Dès lors, l’intimé ne rapporte pas la preuve du montant exorbitant et hors de proportion de l’indemnité de résiliation versée à Monsieur et Madame X.
En définitive, la Cour juge que la direction des services fiscaux n’établit pas l’abus de droit qu’elle reproche à la SARL SOLITEL.
Il y a donc lieu de réformer en toutes ses dispositions le jugement du 23 octobre 2008, d’annuler la décision du directeur des services fiscaux du 9 mai 2007, et de prononcer la décharge de l’imposition afférente aux droits d’enregistrement et aux pénalités correspondantes.

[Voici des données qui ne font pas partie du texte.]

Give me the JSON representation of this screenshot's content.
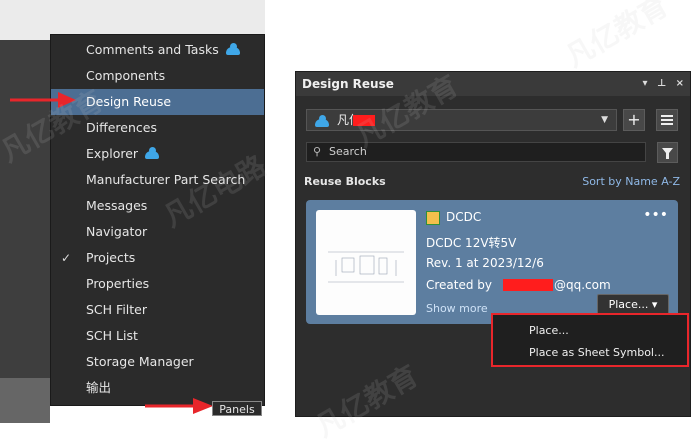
{
  "panels_menu": {
    "items": [
      {
        "label": "Comments and Tasks",
        "cloud": true,
        "checked": false,
        "selected": false
      },
      {
        "label": "Components",
        "cloud": false,
        "checked": false,
        "selected": false
      },
      {
        "label": "Design Reuse",
        "cloud": false,
        "checked": false,
        "selected": true
      },
      {
        "label": "Differences",
        "cloud": false,
        "checked": false,
        "selected": false
      },
      {
        "label": "Explorer",
        "cloud": true,
        "checked": false,
        "selected": false
      },
      {
        "label": "Manufacturer Part Search",
        "cloud": false,
        "checked": false,
        "selected": false
      },
      {
        "label": "Messages",
        "cloud": false,
        "checked": false,
        "selected": false
      },
      {
        "label": "Navigator",
        "cloud": false,
        "checked": false,
        "selected": false
      },
      {
        "label": "Projects",
        "cloud": false,
        "checked": true,
        "selected": false
      },
      {
        "label": "Properties",
        "cloud": false,
        "checked": false,
        "selected": false
      },
      {
        "label": "SCH Filter",
        "cloud": false,
        "checked": false,
        "selected": false
      },
      {
        "label": "SCH List",
        "cloud": false,
        "checked": false,
        "selected": false
      },
      {
        "label": "Storage Manager",
        "cloud": false,
        "checked": false,
        "selected": false
      },
      {
        "label": "输出",
        "cloud": false,
        "checked": false,
        "selected": false
      }
    ],
    "panels_button_label": "Panels"
  },
  "design_reuse": {
    "title": "Design Reuse",
    "header_controls": {
      "menu": "▾",
      "pin": "⊥",
      "close": "×"
    },
    "library_name": "凡亿",
    "search_placeholder": "Search",
    "section_label": "Reuse Blocks",
    "sort_label": "Sort by Name A-Z",
    "block": {
      "name": "DCDC",
      "description": "DCDC 12V转5V",
      "revision": "Rev. 1 at 2023/12/6",
      "created_by_prefix": "Created by",
      "created_by_suffix": "@qq.com",
      "show_more": "Show more",
      "place_button": "Place... ▾"
    },
    "place_menu": [
      "Place...",
      "Place as Sheet Symbol..."
    ]
  },
  "watermarks": [
    "凡亿教育",
    "凡亿电路",
    "凡亿教育",
    "凡亿教育",
    "凡亿教育"
  ],
  "colors": {
    "selected_row": "#4c6e93",
    "card": "#5d7ea0",
    "annotation_red": "#e8262b",
    "cloud": "#3fa7e8"
  }
}
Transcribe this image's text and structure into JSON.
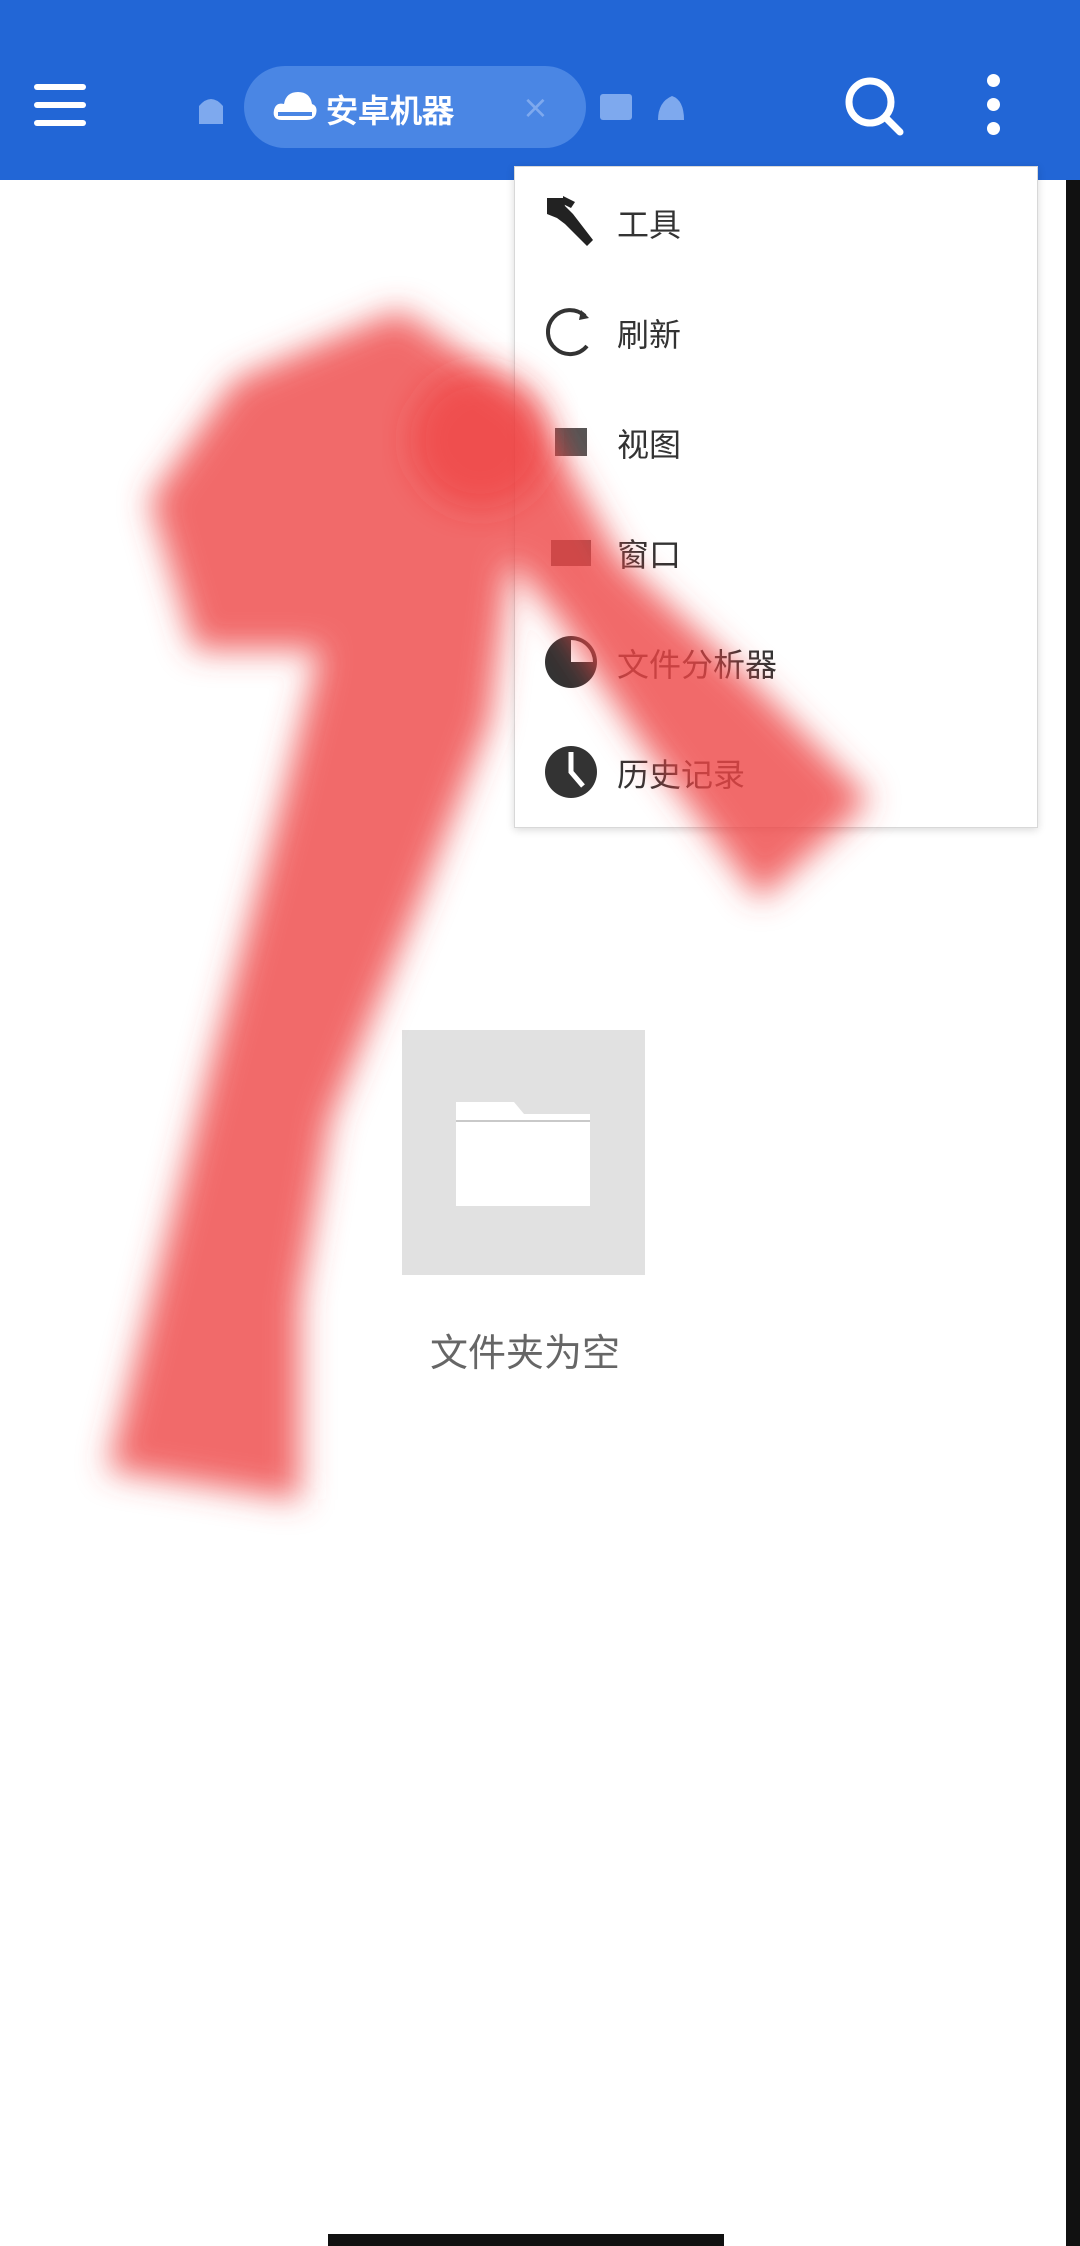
{
  "appbar": {
    "menu_icon": "hamburger-menu-icon",
    "home_icon": "home-icon",
    "tab": {
      "icon": "cloud-icon",
      "label": "安卓机器",
      "close_label": "×"
    },
    "search_icon": "search-icon",
    "more_icon": "more-vertical-icon",
    "color": "#2266d6"
  },
  "popup_menu": {
    "items": [
      {
        "label": "工具",
        "icon": "wrench-icon"
      },
      {
        "label": "刷新",
        "icon": "refresh-icon"
      },
      {
        "label": "视图",
        "icon": "view-icon"
      },
      {
        "label": "窗口",
        "icon": "window-icon"
      },
      {
        "label": "文件分析器",
        "icon": "pie-chart-icon"
      },
      {
        "label": "历史记录",
        "icon": "history-clock-icon"
      }
    ]
  },
  "empty_state": {
    "icon": "folder-icon",
    "text": "文件夹为空"
  },
  "annotation": {
    "icon": "arrow-annotation-icon",
    "color": "#ee4444"
  }
}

La SARL SOLITEL n’a pas chiffré la demande fondée sur l’application des dispositions de l’article 700 du code de procédure civile. Elle sera donc déboutée de cette demande.
PAR CES MOTIFS
LA COUR,
Après en avoir délibéré, statuant publiquement, par arrêt contradictoire et en dernier ressort ;
Réforme le jugement du 23 octobre 2008 rendu par le tribunal de grande instance de Tarbes ;
Annule la décision du directeur des services fiscaux du 9 mai 2007, et prononce la décharge de l’imposition afférente aux droits d’enregistrement et aux pénalités correspondantes appliquées à la SARL SOLITEL ;
Déboute les parties de leurs autres demandes ;
Condamne Monsieur le directeur du contrôle fiscal SUD PYRENEES aux dépens et autorise la SCP MARBOT-CREPIN, avoués, à recouvrer directement ceux d’appel, en application des dispositions de l’article 699 du code de procédure civile.
Le présent arrêt a été signé par Monsieur Roger NEGRE, Président, et par Madame Mireille PEYRON, Greffier, auquel la minute de la décision a été remise par le magistrat signataire.